England 2 – 0 Costa Rica
Five days later and the England squad were at Elland Road to face the side that held them to a goalless draw in Brazil four years ago. It was here that Southgate opted to experiment, making ten changes to the starting lineup and giving the likes of Jack Butland, Phil Jones, Trent Alexander-Arnold, Fabian Delph, Ruben Loftus-Cheek, Marcus Rashford, and Jamie Vardy the chance to impress.
It was one of these in particular that seized this chance. Marcus Rashford started off the ripples of a selection headache on 13 minutes as he reminded everybody what he was capable of, smashing a dipping shot into Keylor Navas’ net and remaining a threat throughout the first half. His constant pressing and pacey dribbling put the Costa Rica defence under huge pressure throughout, and it was a performance that Southgate can’t ignore.
Costa Rica never really had a sniff of an attacking presence throughout the game, and the 2-0 scoreline was well deserved, the lead doubled by substitute Danny Welbeck’s diving header after yet another smart ball from Dele Alli.
Overall, it was an assured performance from a side who are largely on the fringes of the squad. The performances of certain players are bound to open up the options in Southgate’s head, and he’ll be optimistic about the strength in depth that his side showed against a deceptively tough Costa Rica side.
What Did We Learn About England?
Southgate isn’t playing two holding midfielders
It’s the news England fans are rejoicing over. Okay, so not quite, but it’s a big step to a more positive style of football. In both friendlies Southgate has opted for a single holding midfielder, which will be either Jordan Henderson or Eric Dier. This offers some vital attacking ability in the centre of the park, and it’s a role that Dele Alli adapted to surprisingly well against Nigeria.
Of course, the fact that England only have Alli and Ruben Loftus-Cheek to fill that position is somewhat of a worry. Surely England would have benefited from another option or two in that position. Jack Wilshere, perhaps?
Marcus Rashford still has it
Ever since Marcus Rashford burst onto the scene a few years ago he’s been touted as a future England star. However, a frustrating season at Manchester United has led to some murmurs of complaint around his selection. He’s still only 20 years old, but Jose Mourinho’s stubborn insistence on pushing him out to the left seems to have dulled his appetite for the game.
That hunger came roaring back against Costa Rica with an excellent display from the youngster. He was employed in a more central role just behind Jamie Vardy, and it seems to suit him much better. The fact that he capped his performance with a stunning strike will have given Southgate some serious food for thought. Raheem Sterling is still the favourite to get the starting berth, but Rashford’s performance does mean that England have something special in their ranks still.
Southgate believes in his system, but will have to adapt
Gareth Southgate has now played eight matches in a row with this back three, and he seems convinced by Kyle Walker’s abilities in that role. His system has remained largely unchanged throughout this build up, and it’s clear that it’s working defensively.
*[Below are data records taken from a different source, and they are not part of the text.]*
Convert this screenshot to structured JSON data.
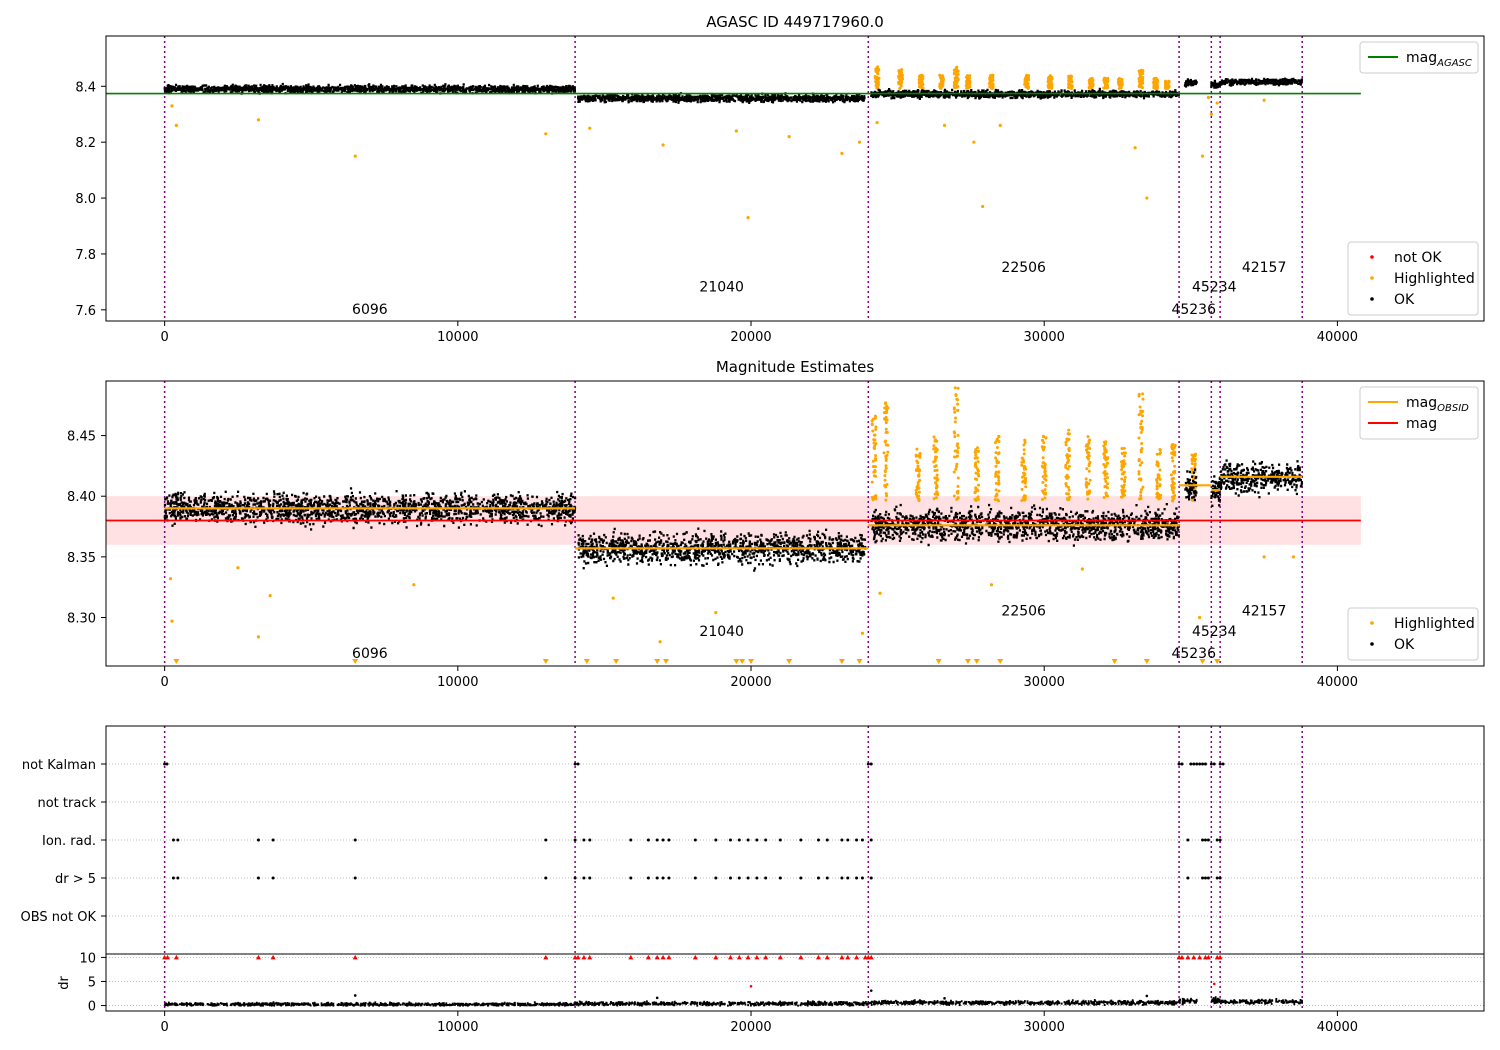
{
  "chart_data": [
    {
      "type": "scatter",
      "title": "AGASC ID 449717960.0",
      "xlim": [
        -2000,
        45000
      ],
      "ylim": [
        7.56,
        8.58
      ],
      "xticks": [
        0,
        10000,
        20000,
        30000,
        40000
      ],
      "xtick_labels": [
        "0",
        "10000",
        "20000",
        "30000",
        "40000"
      ],
      "yticks": [
        7.6,
        7.8,
        8.0,
        8.2,
        8.4
      ],
      "ytick_labels": [
        "7.6",
        "7.8",
        "8.0",
        "8.2",
        "8.4"
      ],
      "vlines_x": [
        0,
        14000,
        24000,
        34600,
        35700,
        36000,
        38800
      ],
      "hline": {
        "name": "mag_AGASC",
        "y": 8.374,
        "x": [
          -2000,
          40800
        ],
        "color": "#008000"
      },
      "segments": [
        {
          "x": [
            0,
            14000
          ],
          "mag": 8.39,
          "spread": 0.012
        },
        {
          "x": [
            14100,
            23900
          ],
          "mag": 8.357,
          "spread": 0.012
        },
        {
          "x": [
            24100,
            34600
          ],
          "mag": 8.372,
          "spread": 0.012
        },
        {
          "x": [
            34800,
            35200
          ],
          "mag": 8.412,
          "spread": 0.01
        },
        {
          "x": [
            35700,
            36000
          ],
          "mag": 8.405,
          "spread": 0.01
        },
        {
          "x": [
            36000,
            38800
          ],
          "mag": 8.416,
          "spread": 0.01
        }
      ],
      "highlight_outliers": [
        [
          250,
          8.33
        ],
        [
          400,
          8.26
        ],
        [
          3200,
          8.28
        ],
        [
          6500,
          8.15
        ],
        [
          13000,
          8.23
        ],
        [
          14500,
          8.25
        ],
        [
          17000,
          8.19
        ],
        [
          19900,
          7.93
        ],
        [
          19500,
          8.24
        ],
        [
          21300,
          8.22
        ],
        [
          23100,
          8.16
        ],
        [
          23700,
          8.2
        ],
        [
          24300,
          8.27
        ],
        [
          26600,
          8.26
        ],
        [
          27600,
          8.2
        ],
        [
          27900,
          7.97
        ],
        [
          28500,
          8.26
        ],
        [
          33100,
          8.18
        ],
        [
          33500,
          8.0
        ],
        [
          35400,
          8.15
        ],
        [
          35700,
          8.3
        ],
        [
          35900,
          8.34
        ],
        [
          35600,
          8.36
        ],
        [
          37500,
          8.35
        ]
      ],
      "spikes": [
        {
          "x": 24300,
          "peak": 8.47
        },
        {
          "x": 25100,
          "peak": 8.46
        },
        {
          "x": 25800,
          "peak": 8.44
        },
        {
          "x": 26500,
          "peak": 8.44
        },
        {
          "x": 27000,
          "peak": 8.47
        },
        {
          "x": 27400,
          "peak": 8.44
        },
        {
          "x": 28200,
          "peak": 8.44
        },
        {
          "x": 29400,
          "peak": 8.44
        },
        {
          "x": 30200,
          "peak": 8.44
        },
        {
          "x": 30900,
          "peak": 8.44
        },
        {
          "x": 31600,
          "peak": 8.43
        },
        {
          "x": 32100,
          "peak": 8.43
        },
        {
          "x": 32600,
          "peak": 8.43
        },
        {
          "x": 33300,
          "peak": 8.46
        },
        {
          "x": 33800,
          "peak": 8.43
        },
        {
          "x": 34200,
          "peak": 8.42
        }
      ],
      "annotations": [
        {
          "text": "6096",
          "x": 7000,
          "y": 7.6
        },
        {
          "text": "21040",
          "x": 19000,
          "y": 7.68
        },
        {
          "text": "22506",
          "x": 29300,
          "y": 7.75
        },
        {
          "text": "45234",
          "x": 35800,
          "y": 7.68
        },
        {
          "text": "45236",
          "x": 35100,
          "y": 7.6
        },
        {
          "text": "42157",
          "x": 37500,
          "y": 7.75
        }
      ],
      "legends": [
        {
          "location": "upper right",
          "entries": [
            {
              "label": "mag",
              "sub": "AGASC",
              "color": "#008000",
              "kind": "line"
            }
          ]
        },
        {
          "location": "lower right",
          "entries": [
            {
              "label": "not OK",
              "color": "#ff0000",
              "kind": "dot"
            },
            {
              "label": "Highlighted",
              "color": "#ffa500",
              "kind": "dot"
            },
            {
              "label": "OK",
              "color": "#000000",
              "kind": "dot"
            }
          ]
        }
      ]
    },
    {
      "type": "scatter",
      "title": "Magnitude Estimates",
      "xlim": [
        -2000,
        45000
      ],
      "ylim": [
        8.26,
        8.495
      ],
      "xticks": [
        0,
        10000,
        20000,
        30000,
        40000
      ],
      "xtick_labels": [
        "0",
        "10000",
        "20000",
        "30000",
        "40000"
      ],
      "yticks": [
        8.3,
        8.35,
        8.4,
        8.45
      ],
      "ytick_labels": [
        "8.30",
        "8.35",
        "8.40",
        "8.45"
      ],
      "vlines_x": [
        0,
        14000,
        24000,
        34600,
        35700,
        36000,
        38800
      ],
      "band": {
        "y": [
          8.36,
          8.4
        ],
        "x": [
          -2000,
          40800
        ],
        "color": "#ffe0e3"
      },
      "mag_line": {
        "name": "mag",
        "y": 8.38,
        "x": [
          -2000,
          40800
        ],
        "color": "#ff0000"
      },
      "obsid_lines": [
        {
          "x": [
            0,
            14000
          ],
          "y": 8.39
        },
        {
          "x": [
            14000,
            24000
          ],
          "y": 8.357
        },
        {
          "x": [
            24000,
            34600
          ],
          "y": 8.376
        },
        {
          "x": [
            34600,
            35700
          ],
          "y": 8.409
        },
        {
          "x": [
            35700,
            36000
          ],
          "y": 8.405
        },
        {
          "x": [
            36000,
            38800
          ],
          "y": 8.416
        }
      ],
      "segments": [
        {
          "x": [
            0,
            14000
          ],
          "mag": 8.39,
          "spread": 0.012
        },
        {
          "x": [
            14100,
            23900
          ],
          "mag": 8.357,
          "spread": 0.012
        },
        {
          "x": [
            24100,
            34600
          ],
          "mag": 8.376,
          "spread": 0.012
        },
        {
          "x": [
            34800,
            35200
          ],
          "mag": 8.409,
          "spread": 0.012
        },
        {
          "x": [
            35700,
            36000
          ],
          "mag": 8.405,
          "spread": 0.01
        },
        {
          "x": [
            36000,
            38800
          ],
          "mag": 8.416,
          "spread": 0.012
        }
      ],
      "highlight_outliers": [
        [
          250,
          8.297
        ],
        [
          200,
          8.332
        ],
        [
          3200,
          8.284
        ],
        [
          3600,
          8.318
        ],
        [
          2500,
          8.341
        ],
        [
          8500,
          8.327
        ],
        [
          15300,
          8.316
        ],
        [
          16900,
          8.28
        ],
        [
          18800,
          8.304
        ],
        [
          23800,
          8.287
        ],
        [
          24400,
          8.32
        ],
        [
          28200,
          8.327
        ],
        [
          31300,
          8.34
        ],
        [
          35300,
          8.3
        ],
        [
          37500,
          8.35
        ],
        [
          38500,
          8.35
        ]
      ],
      "clipped_triangles_x": [
        400,
        6500,
        13000,
        14400,
        15400,
        16800,
        17100,
        19500,
        19700,
        20000,
        21300,
        23100,
        23700,
        26400,
        27400,
        27700,
        28500,
        32400,
        33500,
        35400,
        35900
      ],
      "spikes": [
        {
          "x": 24200,
          "peak": 8.47
        },
        {
          "x": 24600,
          "peak": 8.48
        },
        {
          "x": 25700,
          "peak": 8.44
        },
        {
          "x": 26300,
          "peak": 8.45
        },
        {
          "x": 27000,
          "peak": 8.49
        },
        {
          "x": 27700,
          "peak": 8.44
        },
        {
          "x": 28400,
          "peak": 8.45
        },
        {
          "x": 29300,
          "peak": 8.455
        },
        {
          "x": 30000,
          "peak": 8.45
        },
        {
          "x": 30800,
          "peak": 8.455
        },
        {
          "x": 31500,
          "peak": 8.45
        },
        {
          "x": 32100,
          "peak": 8.445
        },
        {
          "x": 32700,
          "peak": 8.44
        },
        {
          "x": 33300,
          "peak": 8.485
        },
        {
          "x": 33900,
          "peak": 8.44
        },
        {
          "x": 34400,
          "peak": 8.445
        },
        {
          "x": 35100,
          "peak": 8.435
        }
      ],
      "annotations": [
        {
          "text": "6096",
          "x": 7000,
          "y": 8.27
        },
        {
          "text": "21040",
          "x": 19000,
          "y": 8.288
        },
        {
          "text": "22506",
          "x": 29300,
          "y": 8.305
        },
        {
          "text": "45234",
          "x": 35800,
          "y": 8.288
        },
        {
          "text": "45236",
          "x": 35100,
          "y": 8.27
        },
        {
          "text": "42157",
          "x": 37500,
          "y": 8.305
        }
      ],
      "legends": [
        {
          "location": "upper right",
          "entries": [
            {
              "label": "mag",
              "sub": "OBSID",
              "color": "#ffa500",
              "kind": "line"
            },
            {
              "label": "mag",
              "sub": "",
              "color": "#ff0000",
              "kind": "line"
            }
          ]
        },
        {
          "location": "lower right",
          "entries": [
            {
              "label": "Highlighted",
              "color": "#ffa500",
              "kind": "dot"
            },
            {
              "label": "OK",
              "color": "#000000",
              "kind": "dot"
            }
          ]
        }
      ]
    },
    {
      "type": "scatter",
      "xlim": [
        -2000,
        45000
      ],
      "xticks": [
        0,
        10000,
        20000,
        30000,
        40000
      ],
      "xtick_labels": [
        "0",
        "10000",
        "20000",
        "30000",
        "40000"
      ],
      "vlines_x": [
        0,
        14000,
        24000,
        34600,
        35700,
        36000,
        38800
      ],
      "flag_categories": [
        "not Kalman",
        "not track",
        "Ion. rad.",
        "dr > 5",
        "OBS not OK"
      ],
      "flag_points": {
        "not Kalman": [
          0,
          80,
          14000,
          14100,
          24000,
          24100,
          34600,
          34700,
          35000,
          35100,
          35200,
          35300,
          35400,
          35500,
          35700,
          35800,
          36000,
          36100
        ],
        "not track": [],
        "Ion. rad.": [
          300,
          450,
          3200,
          3700,
          6500,
          13000,
          14000,
          14300,
          14500,
          15900,
          16500,
          16800,
          17000,
          17200,
          18100,
          18800,
          19300,
          19600,
          19900,
          20200,
          20500,
          21000,
          21700,
          22300,
          22600,
          23100,
          23300,
          23600,
          23800,
          24100,
          34900,
          35400,
          35500,
          35600,
          35900,
          36000
        ],
        "dr > 5": [
          300,
          450,
          3200,
          3700,
          6500,
          13000,
          14000,
          14300,
          14500,
          15900,
          16500,
          16800,
          17000,
          17200,
          18100,
          18800,
          19300,
          19600,
          19900,
          20200,
          20500,
          21000,
          21700,
          22300,
          22600,
          23100,
          23300,
          23600,
          23800,
          24100,
          34900,
          35400,
          35500,
          35600,
          35900,
          36000
        ],
        "OBS not OK": []
      },
      "dr_ylabel": "dr",
      "dr_ylim": [
        -0.3,
        10.5
      ],
      "dr_yticks": [
        0,
        5,
        10
      ],
      "dr_ytick_labels": [
        "0",
        "5",
        "10"
      ],
      "dr_clipped_x": [
        0,
        100,
        400,
        3200,
        3700,
        6500,
        13000,
        14000,
        14100,
        14300,
        14500,
        15900,
        16500,
        16800,
        17000,
        17200,
        18100,
        18800,
        19300,
        19600,
        19900,
        20200,
        20500,
        21000,
        21700,
        22300,
        22600,
        23100,
        23300,
        23600,
        23900,
        24000,
        24100,
        34600,
        34700,
        34900,
        35100,
        35300,
        35500,
        35600,
        35900,
        36000
      ],
      "dr_outliers": [
        [
          6500,
          2.1
        ],
        [
          20000,
          4.0
        ],
        [
          24100,
          3.1
        ],
        [
          35800,
          4.5
        ],
        [
          33500,
          2.0
        ],
        [
          16800,
          1.6
        ],
        [
          26600,
          1.5
        ]
      ],
      "dr_segments": [
        {
          "x": [
            0,
            14000
          ],
          "mean": 0.25,
          "spread": 0.3
        },
        {
          "x": [
            14000,
            24000
          ],
          "mean": 0.4,
          "spread": 0.35
        },
        {
          "x": [
            24000,
            34600
          ],
          "mean": 0.6,
          "spread": 0.4
        },
        {
          "x": [
            34600,
            35200
          ],
          "mean": 0.9,
          "spread": 0.5
        },
        {
          "x": [
            35700,
            36000
          ],
          "mean": 1.0,
          "spread": 0.5
        },
        {
          "x": [
            36000,
            38800
          ],
          "mean": 0.8,
          "spread": 0.4
        }
      ]
    }
  ]
}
Offensively there is still work to be done, but the manager believes that this is the best way to get the most out of his players.
However, Nigeria’s second half tactical switch showed that England need to have the flexibility to adapt this system on the fly. Nigeria completely nullified England’s attack after the break, and if Nigeria can do it then you can bet that the top teams in the world can too, and punish them more efficiently at the other end. If Southgate’s system is going to take England far, it will need to be worked on.